I'd really appreciate any help on how to proceed from my definition of H to argue that its antiderivative h satisfies f(z) = cos (h(z)) and g(z) = sin(h(z)). Thanks in advance!

 

[Dick]

Here's the problem:
Let f and g be analytic functions on a simply connected domain Ω such that f²(z) + g²(z) = 1 for all z in Ω. Show that there exists an analytic function h such that f(z) = cos (h(z)) and g(z) = sin(h(z)) for all z in Ω.

Here's my attempt at a solution:
f² + g² = 1 on Ω, so (f+ig)(f-ig) = 1 on Ω, so neither of those expressions are ever 0 on Ω. Then, defining H = (1/i)(f' + ig')/(f+ig), H is a composition of analytic functions, and hence is analytic on Ω, a simply connected domain. Therefore H has an antiderivative h on Ω.
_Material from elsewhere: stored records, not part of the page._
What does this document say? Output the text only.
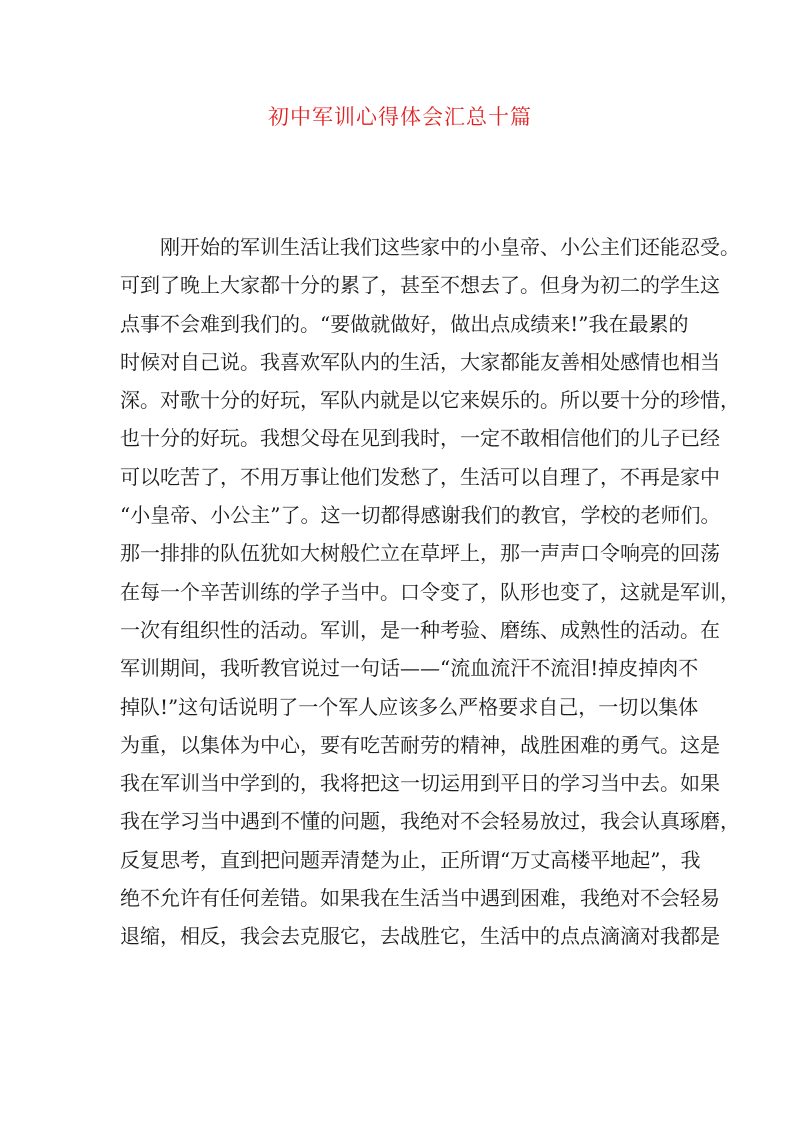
初中军训心得体会汇总十篇
刚开始的军训生活让我们这些家中的小皇帝、小公主们还能忍受。
可到了晚上大家都十分的累了，甚至不想去了。但身为初二的学生这
点事不会难到我们的。“要做就做好，做出点成绩来!”我在最累的
时候对自己说。我喜欢军队内的生活，大家都能友善相处感情也相当
深。对歌十分的好玩，军队内就是以它来娱乐的。所以要十分的珍惜，
也十分的好玩。我想父母在见到我时，一定不敢相信他们的儿子已经
可以吃苦了，不用万事让他们发愁了，生活可以自理了，不再是家中
“小皇帝、小公主”了。这一切都得感谢我们的教官，学校的老师们。
那一排排的队伍犹如大树般伫立在草坪上，那一声声口令响亮的回荡
在每一个辛苦训练的学子当中。口令变了，队形也变了，这就是军训，
一次有组织性的活动。军训，是一种考验、磨练、成熟性的活动。在
军训期间，我听教官说过一句话——“流血流汗不流泪!掉皮掉肉不
掉队!”这句话说明了一个军人应该多么严格要求自己，一切以集体
为重，以集体为中心，要有吃苦耐劳的精神，战胜困难的勇气。这是
我在军训当中学到的，我将把这一切运用到平日的学习当中去。如果
我在学习当中遇到不懂的问题，我绝对不会轻易放过，我会认真琢磨，
反复思考，直到把问题弄清楚为止，正所谓“万丈高楼平地起”，我
绝不允许有任何差错。如果我在生活当中遇到困难，我绝对不会轻易
退缩，相反，我会去克服它，去战胜它，生活中的点点滴滴对我都是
Now I'd like to argue that cos(h(z)) = f(z) and similarly for g(z), but it's not clear to me how to do this. If we integrate H directly (I know this is not allowed, but supposing it is), we get something like h = (1/i) log(f+ig), so that exp(ih) = exp(log(f+ig)) = f+ig, but on the other hand exp(ih) = cos(h) + i sin(h), which is more or less what I want. I've checked that cos(h(z)) = f(z), the other equality follows, and conversely as well, so my problem is in showing that one of those equality holds without using the other.

I'd really appreciate any help on how to proceed from my definition of H to argue that its antiderivative h satisfies f(z) = cos (h(z)) and g(z) = sin(h(z)). Thanks in advance!

There is a theorem that if a(z) is analytic and nonzero in a simply connected domain then there is an analytic function b(z) such that a(z)=exp(b(z)). That's what you are looking for isn't it?

 

[lonewolf5999]

I can't find that theorem in my book, but if I use it, the answer comes out very easily: since f+ig is analytic and non-zero on Ω, let H be an analytic function such that f+ig = exp(H), then define h = iH, and I can show that f = cos(h), g = sin(h). I guess I'll just prove it for my problem. Thanks for the help!

 

[Dick]

I can't find that theorem in my book, but if I use it, the answer comes out very easily: since f+ig is analytic and non-zero on Ω, let H be an analytic function such that f+ig = exp(H), then define h = iH, and I can show that f = cos(h), g = sin(h). I guess I'll just prove it for my problem. Thanks for the help!

It's really pretty easy to see if you know how the log function works. As long as your domain stays way from zero and doesn't contain any loops around zero, you can define a continuous log function on the domain.